The Edinburgh Place complex, which included the City Hall and the Memorial gardens were designed by British architects Ron Phillips and Alan Fitch in 1956 for the most important civic functions of the city.

The Star Ferry Pier was designed by a local architect Hung Yip Chan (born 1921). He worked in the Architectural Office (AO) of the former Public Works Department from 1952 to 1957 as an assistant architect. He designed the facade of the pier, and the Chief Architect, Michael Wright, added the Clock Tower to make the pier more balanced.

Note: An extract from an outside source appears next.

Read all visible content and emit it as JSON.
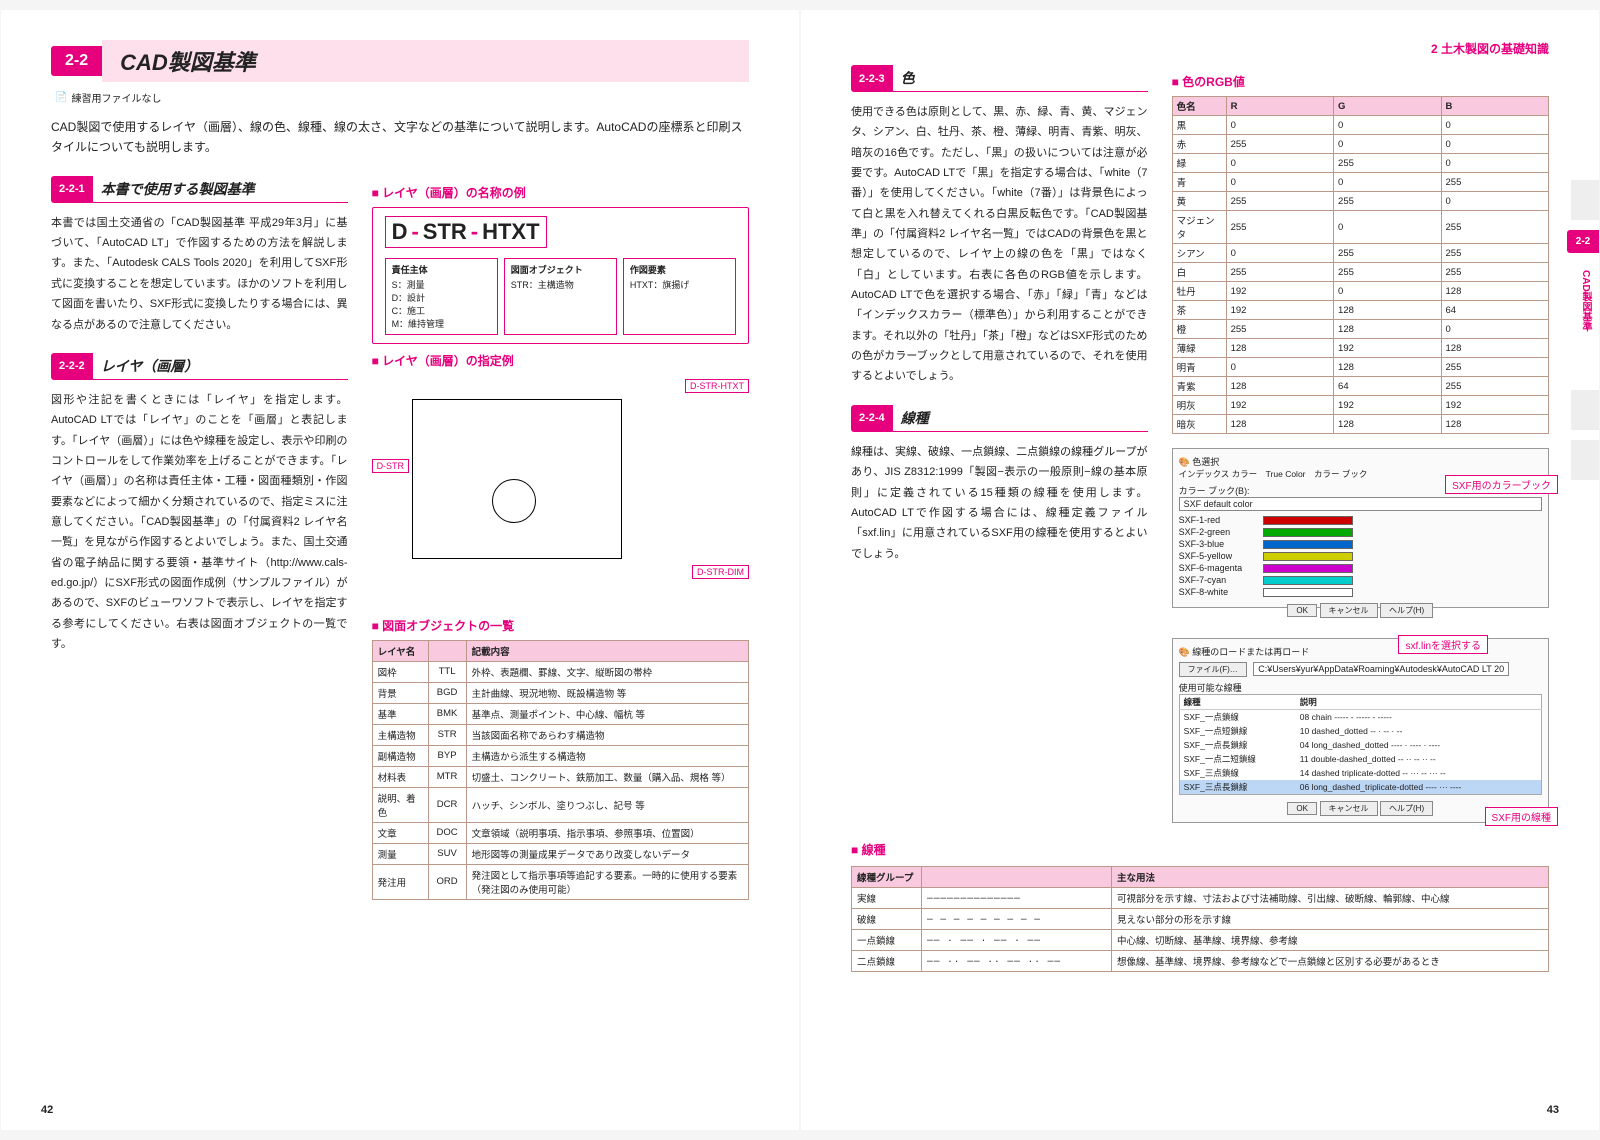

Queen's Pier, completed in 1954, was "an integral part" of the cluster: the entrance to the City Hall formed an axis with the Pier to lend a sense of occasion to visiting dignitaries. From the completion of City Hall in 1962, each arriving new Governor would land at Queen's Pier, and they would hold an inspection of the Guard of honour in Edinburgh Place before being sworn in nearby in the City Hall. The Star Ferry Pier was completed in 1957.

Edinburgh Place was deliberately kept as open space in the overbuilt city, freely accessible to the public, as this was considered an essential contrast to the city bustle.

Its openness meant that the square would occasionally be used as a rallying point for small marches and protests within earshot of legislators. For example, in July 1978, 2000 people rallied to demand the re-opening of the defunct Precious Blood Golden Jubilee School. Since October 1987, the Legislative Council has banned gatherings outside the principal LegCo building.